To conclude with the topic of communication: What is your impression of the K3 congress? What did you like, what did you miss?

I missed the fact that I can’t speak German, so I lost a lot of the more interesting conversations, hence my ability to judge is limited. What I gathered was the diversity of attendants from people who work in think tanks, journalism, NGOs, local governments, research institutes, university. Hopefully, that type of conference creates a place for people to meet and exchange ideas that otherwise would not have happened.

What brings Austria, Germany and Switzerland together is the shared German language, which is a particular form of cultural expression.  The conference would have dealt with other issues around climate change in an anglophone, francophone or chinese setting. But you have discussed issues that are relevant for German speaking countries of Central Europe. Climate always is culturally particular. It is not the same phenomenon in different cultures.

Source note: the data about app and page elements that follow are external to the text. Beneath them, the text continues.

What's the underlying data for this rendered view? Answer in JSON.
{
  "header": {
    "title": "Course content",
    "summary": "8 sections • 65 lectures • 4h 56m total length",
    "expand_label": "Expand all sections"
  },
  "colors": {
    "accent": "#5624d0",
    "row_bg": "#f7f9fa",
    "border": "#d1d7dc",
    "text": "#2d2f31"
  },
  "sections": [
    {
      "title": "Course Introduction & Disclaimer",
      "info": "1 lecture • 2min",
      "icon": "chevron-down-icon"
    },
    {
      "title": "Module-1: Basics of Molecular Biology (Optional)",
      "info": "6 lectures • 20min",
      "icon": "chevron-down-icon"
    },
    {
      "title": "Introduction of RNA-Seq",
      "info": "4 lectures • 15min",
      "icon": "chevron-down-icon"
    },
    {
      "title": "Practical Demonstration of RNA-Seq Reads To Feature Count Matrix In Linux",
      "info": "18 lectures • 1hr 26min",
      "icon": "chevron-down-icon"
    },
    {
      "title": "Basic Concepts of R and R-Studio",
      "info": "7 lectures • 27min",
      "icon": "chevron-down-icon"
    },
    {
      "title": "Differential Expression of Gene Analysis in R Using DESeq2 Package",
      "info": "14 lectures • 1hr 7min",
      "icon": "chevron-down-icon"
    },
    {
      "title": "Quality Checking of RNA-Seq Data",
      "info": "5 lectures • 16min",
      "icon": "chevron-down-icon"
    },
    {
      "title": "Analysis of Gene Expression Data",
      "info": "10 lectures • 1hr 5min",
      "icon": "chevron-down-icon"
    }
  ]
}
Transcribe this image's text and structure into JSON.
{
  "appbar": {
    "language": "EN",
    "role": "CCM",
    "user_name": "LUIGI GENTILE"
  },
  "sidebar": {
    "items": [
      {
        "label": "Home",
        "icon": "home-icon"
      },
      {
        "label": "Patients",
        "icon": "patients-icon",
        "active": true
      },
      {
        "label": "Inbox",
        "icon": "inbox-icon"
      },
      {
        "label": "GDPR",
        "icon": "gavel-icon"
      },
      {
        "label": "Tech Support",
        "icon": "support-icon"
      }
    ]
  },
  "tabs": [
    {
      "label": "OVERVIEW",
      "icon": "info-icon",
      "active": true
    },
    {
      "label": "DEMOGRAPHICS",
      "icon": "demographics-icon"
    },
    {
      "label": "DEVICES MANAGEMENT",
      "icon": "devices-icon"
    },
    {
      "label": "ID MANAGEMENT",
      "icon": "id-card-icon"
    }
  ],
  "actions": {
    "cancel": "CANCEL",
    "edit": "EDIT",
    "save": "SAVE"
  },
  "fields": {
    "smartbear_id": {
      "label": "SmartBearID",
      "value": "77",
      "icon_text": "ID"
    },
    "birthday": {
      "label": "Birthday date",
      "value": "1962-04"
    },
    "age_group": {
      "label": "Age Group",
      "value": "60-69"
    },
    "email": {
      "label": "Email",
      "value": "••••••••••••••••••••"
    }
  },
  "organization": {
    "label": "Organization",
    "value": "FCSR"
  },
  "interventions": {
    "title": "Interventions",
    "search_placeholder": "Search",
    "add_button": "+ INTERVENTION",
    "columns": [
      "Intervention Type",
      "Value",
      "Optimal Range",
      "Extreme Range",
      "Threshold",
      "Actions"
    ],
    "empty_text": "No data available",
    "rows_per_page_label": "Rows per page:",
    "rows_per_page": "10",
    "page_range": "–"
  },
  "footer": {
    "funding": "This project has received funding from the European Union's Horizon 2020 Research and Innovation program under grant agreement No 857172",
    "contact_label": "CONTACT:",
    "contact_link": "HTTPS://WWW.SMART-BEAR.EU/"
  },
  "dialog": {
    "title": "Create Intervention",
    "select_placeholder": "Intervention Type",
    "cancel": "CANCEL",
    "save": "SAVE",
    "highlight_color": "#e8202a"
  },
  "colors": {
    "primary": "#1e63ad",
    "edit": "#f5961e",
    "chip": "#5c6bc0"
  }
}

Would you like to add something?

At the conference, I have had a lot of interesting conversations with people who talked one-on-one with me. Because they disagreed with me – which is good. To me disagreement is always a good thing. You don’t learn if you always spend time with the people who think the same as you.

Unless we face the reasons for the disagreement, we are not going to be in the position to make decisions as a society.

Actually, when I run the Tyndall Centre for Climate Change Research, we had lots of different disciplinary experts studying climate change. And just within that narrow, „elite“ group of academics we disagreed about what sort of a problem climate change was and how to deal with it. We were all studying climate change professionally and we wanted to help make a difference but we disagreed about fundamental things. We were reluctant to face these underlying reasons and would prefer not to talk about them. So I called my book „Why we Disagree about Climate Change“ to put the disagreement at the centre of the debate. Unless we face the reasons for the disagreement, we are not going to be in the position to make decisions as a society. We have different views on the world, ethics, the role of science, religion, different ideologies. we need to be explicit about those differences and still be able to communicate. If we never encounter our opponents and live in completely separate worlds, how can we live in an interconnected planet with 7.5 billion people? We have to find ways of meeting our opponents, discussing with them and still not go to war but try to make sensible policy decisions. This is what politics is about: It was invented to deal with disagreement. If we all agreed, we wouldn’t need politics or political institutions.

Speaking of disagreement, I totally agree with the fact that divesting from fossil fuels and apartheid is a different kind of issue. And of course, it is not enough to end using or burning fossil fuels or even extracting them. But I do disagree that it has got no social implications to use fossil fuels. Because climate change does not happen in the same way in every region of the world and it actually very unjust how the climate impacts are distributed and the way people can react to them as well. So you can link the use of fossil fuels and who profits from them to bigger injustice.

I recognize that. But what you are drawing attention to is not fossil fuels as such. It is the way in which corporate power is held an executed. Because let’s imagine that fossil fuels didn’t have any effect on the climate at all: Would you still be concerned about how certain multi-lateral corporations hold and exert power in ways that bring injustice to others?

Yes, of course.

So what you are drawing attention to is actually an other dimension of injustice.

Yes, but through its consequences that are also unequally distributed, it has a double side of injustice. First of all the injustice of the profits and how the multi-lateral corporations work, that it not only fossil fuel industry. But then again the injustice is duplicated concerning how the climate impacts are distributed.

Yes, that’s true.

But yes, we don’t have to go on discussing this (laughter). It is just a small thing I thought about. Thank you so much!